Fall - Mile-a-minute vine

Mile-a-minute vine or Mile-a-minute weed (Persicaria perfoliata)

Mile-a-minute vine combined (JPG)

This annual plant gets its nickname from its rapid growth (up to 6 inches in a single day).  A native of Asia, it arrived in Pennsylvania, probably in a shipment of holly seeds, in the 1930’s.  Since then, it has spread to most states in the northeast, Ohio, and Oregon.  It is believed at present it is found in only about 20% of its potential range, and thus could spread much more widely if not brought under control.

Characteristics:  This invasive is an annual and reproduces by seeds.  Mile-a-minute weed is a self-fertile plant and does not need any pollinators to produce viable seeds. Its ability to flower and produce seeds over a long period of time (June through October) make mile-a-minute weed a prolific seeder. Seeds can survive in the soil for up to six years and can germinate at staggered intervals. Seeds are spread by many methods, including water and animals (birds, deer, squirrels and even ants). Vines are killed by frost and the seeds overwinter in the soil. Mile-a-minute seeds require an eight-week vernalization period at temperatures below 10 degrees Celsius (50 degrees Fahrenheit) to germinate the next season.  Germination is generally in April through early June.  Once the seeds germinate, the delicate vine grows rapidly, often smothering native vegetation.  The vines and the undersides of leaves are covered with barbs that aid in its ability to climb. (see photo) Mile-a-minute has ocreae, or cup-shaped fused leaves, that surround the stems at nodes. Flower buds, and then flowers and fruit grow from these ocreae. (See photos) When the small, white, inconspicuous flowers are pollinated they form spikes of attractive blue, berry-like fruits, each containing a single glossy, black seed.

Why is this plant considered invasive?  Because of its ability to grow rapidly, especially in disturbed areas, and smother native vegetation, mile-a-minute weed is considered a highly invasive species.  In addition to natural areas, mile-a-minute can also invade nurseries, Christmas tree plantations, areas undergoing restoration, and disturbed areas such as power and pipelines.

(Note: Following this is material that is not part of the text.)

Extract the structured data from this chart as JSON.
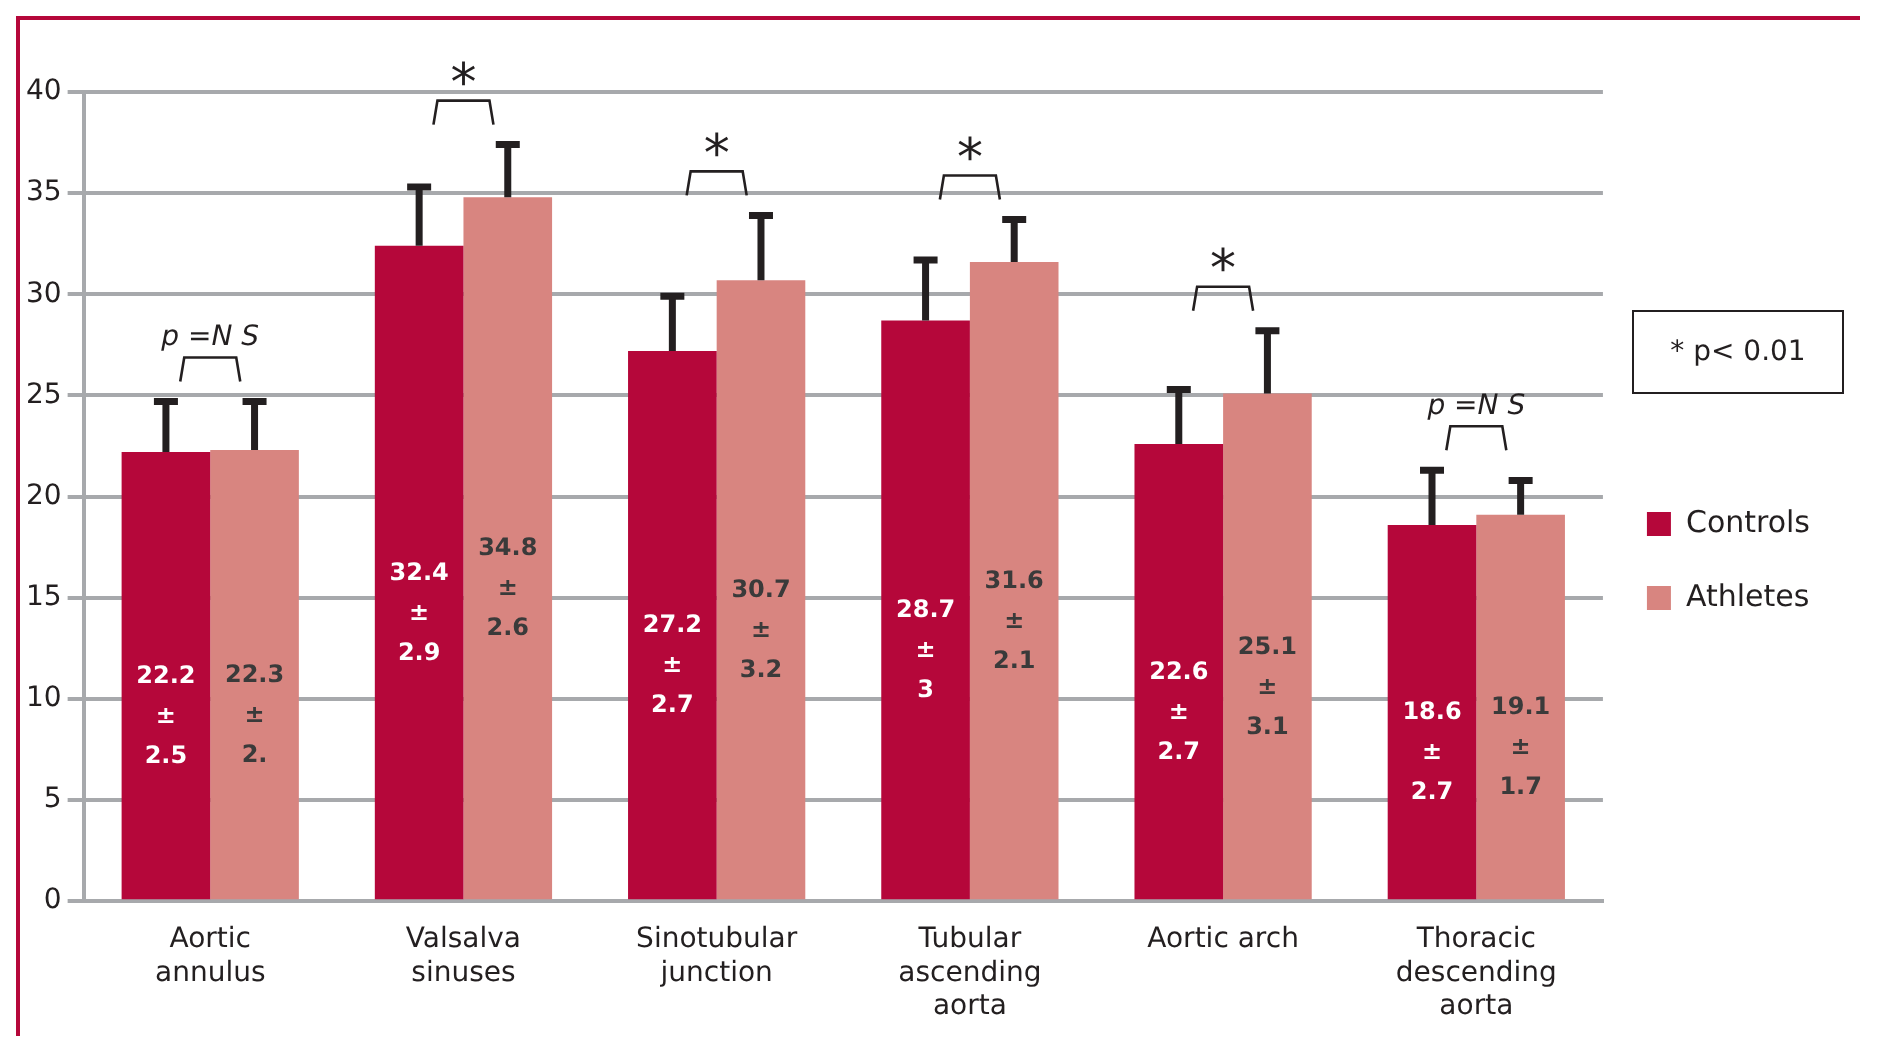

Control:  Physical removal of plants followed by monitoring for six years to look for seedlings produced by late-germinating seeds is a management technique.  Also promising is the release of a tiny insect named the mile-a-minute weevil, Rhinocominus latipes. This small weevil is host-specific to mile-a-minute weed and has been successfully released and recovered in multiple locations in the U.S. In NJ, this weevil is being raised for release at the Philip Alampi Beneficial Insect Rearing Laboratory in Trenton, NJ.  Mile-a-minute weevil feeding damage can stunt plants and can delay seed production. In the presence of competing vegetation, mile-a-minute weed can be killed by the weevil. Over time, mile-a-minute weevils have been shown to reduce spring seedling counts. Biological control of mile-a-minute weed is currently the most promising and cost-effective method, although physical removal and pre and post emergent herbicides may also be used.  Given its prolific seed production it is unlikely that this invasive will ever be totally eradicated.